As odd as it may seem, Greece is beginning to stabilize and move forward. I am not oblivious to the pain and suffering brought on by the crisis, nor the new challenges that lie ahead when the austerity measures for 2013 start to bite. But our European partners – under pressure from other forces as well – have decided to put an end to speculation about Greece’s future in the eurozone. At the same time, the situation is beginning to improve in the rest of Europe as well, as Spain appears to have dodged the bailout bullet, and Italy and France are now able to borrow on reasonable terms.
Given the relatively positive environment overall, Greece will most likely start regaining some of its lost credibility, from the markets, from depositors who have taken their money abroad and even from investors. This is a vital part of recovery, because without faith in Greece’s future in the eurozone, no one can estimate how much further the country might tumble into the abyss of recession.
On the domestic front things also seem to be gaining momentum, starting with the justice system and oversight mechanisms that are getting into gear. As much as some may argue that the recent wave of prosecutions and investigations are simply foils to divert people’s attention from the measures, the country has never before seen such powerful people being put under scrutiny and in some cases even behind bars. The people see this as a sign that the country is turning over a new leaf.

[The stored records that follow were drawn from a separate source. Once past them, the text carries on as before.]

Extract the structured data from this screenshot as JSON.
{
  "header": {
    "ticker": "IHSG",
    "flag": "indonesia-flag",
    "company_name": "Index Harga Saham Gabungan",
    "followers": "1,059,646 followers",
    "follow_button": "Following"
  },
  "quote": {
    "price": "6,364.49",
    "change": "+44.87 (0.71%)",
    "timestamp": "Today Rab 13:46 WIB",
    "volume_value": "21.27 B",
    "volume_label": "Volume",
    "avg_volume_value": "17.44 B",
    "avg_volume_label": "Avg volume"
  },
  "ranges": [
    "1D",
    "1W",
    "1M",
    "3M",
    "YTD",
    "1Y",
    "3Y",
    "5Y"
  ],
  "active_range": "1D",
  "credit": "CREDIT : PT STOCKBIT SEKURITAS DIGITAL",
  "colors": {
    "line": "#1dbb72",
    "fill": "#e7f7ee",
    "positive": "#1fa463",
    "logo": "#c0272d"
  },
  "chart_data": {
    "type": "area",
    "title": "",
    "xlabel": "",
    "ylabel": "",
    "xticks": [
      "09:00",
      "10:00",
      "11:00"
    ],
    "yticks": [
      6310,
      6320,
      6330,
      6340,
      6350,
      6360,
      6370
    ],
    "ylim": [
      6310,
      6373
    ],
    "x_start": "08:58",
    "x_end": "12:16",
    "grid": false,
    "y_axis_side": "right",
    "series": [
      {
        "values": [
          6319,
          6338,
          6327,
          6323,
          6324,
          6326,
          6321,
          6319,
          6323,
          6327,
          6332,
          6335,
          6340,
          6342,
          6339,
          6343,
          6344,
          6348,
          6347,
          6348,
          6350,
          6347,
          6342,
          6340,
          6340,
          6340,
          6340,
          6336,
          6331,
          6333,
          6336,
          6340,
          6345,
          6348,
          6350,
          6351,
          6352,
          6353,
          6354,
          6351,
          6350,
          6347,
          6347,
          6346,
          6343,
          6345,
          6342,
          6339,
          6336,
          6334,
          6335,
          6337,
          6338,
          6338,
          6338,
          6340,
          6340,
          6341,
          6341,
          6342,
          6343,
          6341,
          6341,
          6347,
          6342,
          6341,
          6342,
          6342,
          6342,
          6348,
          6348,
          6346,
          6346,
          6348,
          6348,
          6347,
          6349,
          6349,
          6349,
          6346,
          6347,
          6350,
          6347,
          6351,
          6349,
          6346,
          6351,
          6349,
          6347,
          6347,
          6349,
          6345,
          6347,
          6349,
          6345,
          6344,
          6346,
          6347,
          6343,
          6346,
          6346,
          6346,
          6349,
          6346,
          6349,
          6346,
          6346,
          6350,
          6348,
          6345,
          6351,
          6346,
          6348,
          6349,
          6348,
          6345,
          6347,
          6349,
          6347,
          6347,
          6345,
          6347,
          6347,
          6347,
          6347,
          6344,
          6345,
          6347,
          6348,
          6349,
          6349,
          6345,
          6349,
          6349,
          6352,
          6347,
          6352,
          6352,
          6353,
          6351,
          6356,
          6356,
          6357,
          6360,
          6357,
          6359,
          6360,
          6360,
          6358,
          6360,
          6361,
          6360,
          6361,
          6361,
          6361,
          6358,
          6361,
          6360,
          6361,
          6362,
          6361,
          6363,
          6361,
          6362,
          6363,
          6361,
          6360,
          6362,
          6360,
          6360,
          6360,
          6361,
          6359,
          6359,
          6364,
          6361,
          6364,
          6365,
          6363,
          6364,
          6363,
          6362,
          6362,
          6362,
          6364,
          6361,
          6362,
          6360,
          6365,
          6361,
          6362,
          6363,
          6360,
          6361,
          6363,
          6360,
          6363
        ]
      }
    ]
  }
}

Much is also being done in terms of improving the operation of the state mechanism, from the management of hospitals to the promotion of non-cash transactions that are so important in getting a handle on tax evasion. Is this enough to get Greece out of the mess? Of course not. The biggest challenge is to change the prevailing mentality toward entrepreneurship and business, because without these, growth will remain out of reach. To achieve this, the government will have to pass a lot of reforms that will require the support of Parliament and ensure that key positions are properly staffed.
Meanwhile, banks are the ones that will ultimately determine what kind of growth we will have in the next few years. If they choose to help out the serious small and large businesses that are suffering as a result of the crisis, the country will see healthy growth. If they opt instead to continue propping up badly managed and nonviable businesses in order to serve certain other interests, they will drive the final nail in the coffin of any healthy business that has managed to survive this far. Thankfully, there are enough Greek bankers who have been around long enough to know what is what, and who have the integrity to play an important role in the rebuilding of the Greek economy.